Пролог
Всё то, что нам достигнуть суждено,
Величием твоим предрешено.
(из Книги скорбных песнопений, гл. 3, ч. 1)
Фотостудия в Пороховом квартале, что на Южном обводе города не внушала надежд на обеспечение безопасного пребывания культурно отдыхающих граждан, но всё уже было проплачено, отменить запланированную заранее предрождественскую фотосессию хорового коллектива не представлялось возможным.
Пришли, однако, только ребята и девчата из “элитарного” состава хора: выпускники нынешние и выпускники минувших лет. Все имели при себе по два-три костюма и нескончаемую порцию зимнего настроения. Погода сегодня выдалась непривычно морозной и тучной, ледяной ветер бил в лицо всем несчастным, имевшим неосторожность покинуть пределы домашнего очага. Автомобильные колонны потянулись с самого утра из центра прочь по Восточному и Юго-Западному трактам, около Девичьей башни пришлось полчаса простоять – несколько мелких дорожно-транспортных происшествий, но в суровых урбанистических условиях сие было равносильно остановке сердца у безнадежного старика-бомжа, подобранного у железнодорожного вокзала каретой скорой помощи.
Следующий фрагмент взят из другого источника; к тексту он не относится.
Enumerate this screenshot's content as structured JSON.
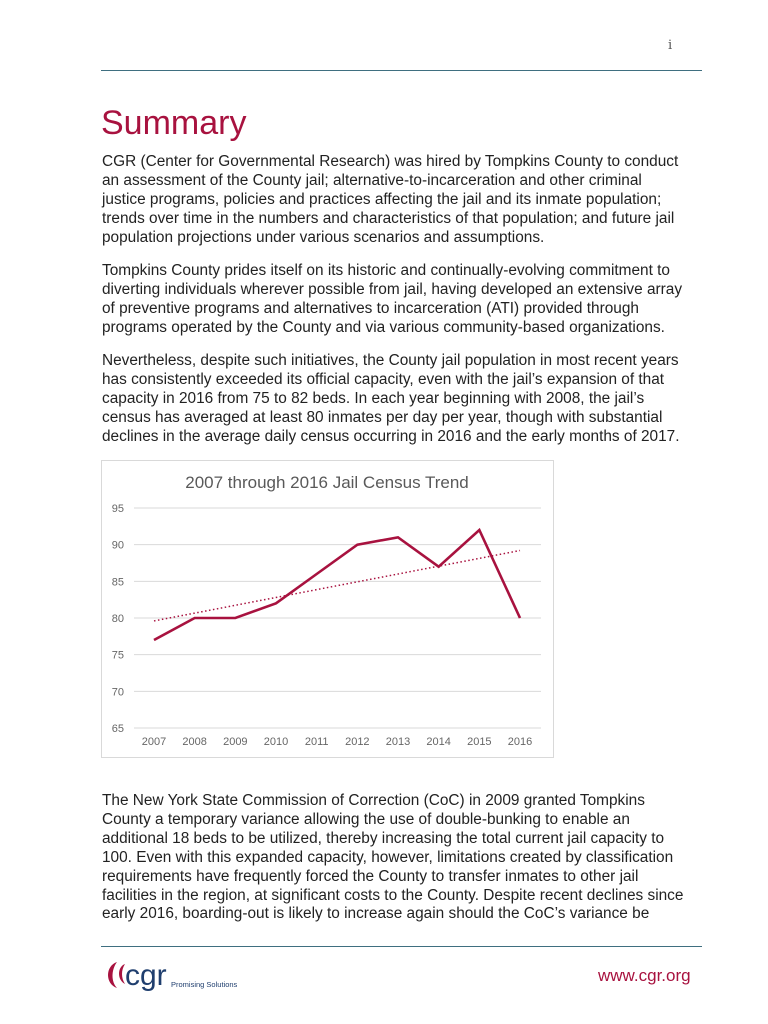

Ребята и девчата все были навеселе, иные старшие парни, например, Борис Ровенский или Елизар Трутовиков, успели выпить вина в Винном квартале, который вплотную примыкает к Пороховому. Поодаль от всех и в высшей степени дурном настроении стоял Павел Ромашков, выпускник местной Медицинской академии. И если обычно этот высокий молодой человек с густой рыжеватой бородой, которую носят только монахи-отшельники, погружался в раздумья о дальнейшей карьере военного психолога где-нибудь в горячей точке, то сегодня он, даже облаченный словно при параде: на пиджаке значки с изображениями персонажей из различных аниме и игр, как медали за прошлые заслуги, которые, впрочем, у Павла были и в большом количестве; бледно излучал тоску, скорбь и уныние, которые за ним обычно не замечали. На нескончаемые вопросы от ребят, девчат и даже девушки-фотографа, с которой он в своё время, по словам некоторых сплетниц хорового коллектива, открыто флиртовал и даже предлагал романтические отношения, Павел лукаво улыбался и отвечал, что есть небольшие личные трудности, но это является пустяком и волноваться не стоит по этому ничтожному поводу. Единственная, кто не интересовался душевным состоянием Павла, была Настасья Шмакова, скромная девушка с необыкновенно красивыми волосами пшенично-ржаного цвета и довольно приятной внешности, за которыми, с высокой долей вероятности, скрыты все самые тёмные переживания короткой жизни. Некоторые из ребят догадывались, что причиной подавленного настроения Павла была именно Шмакова: слухи об их возможных отношениях оказались самыми живучими, но особо не выходили за пределы хоровой школы. То ли боялись облавы Конторы государственной безопасности, которая взяла под свой личный контроль борьбу с подобными “любителями романтических отношений с несовершеннолетними”, то ли боялись умалить репутацию самого Павла: помимо учебы в Медицинской академии он был страстным любителем музыки, пел даже в церковном хоре, писал духовную музыку, его исполняли на больших сценах города…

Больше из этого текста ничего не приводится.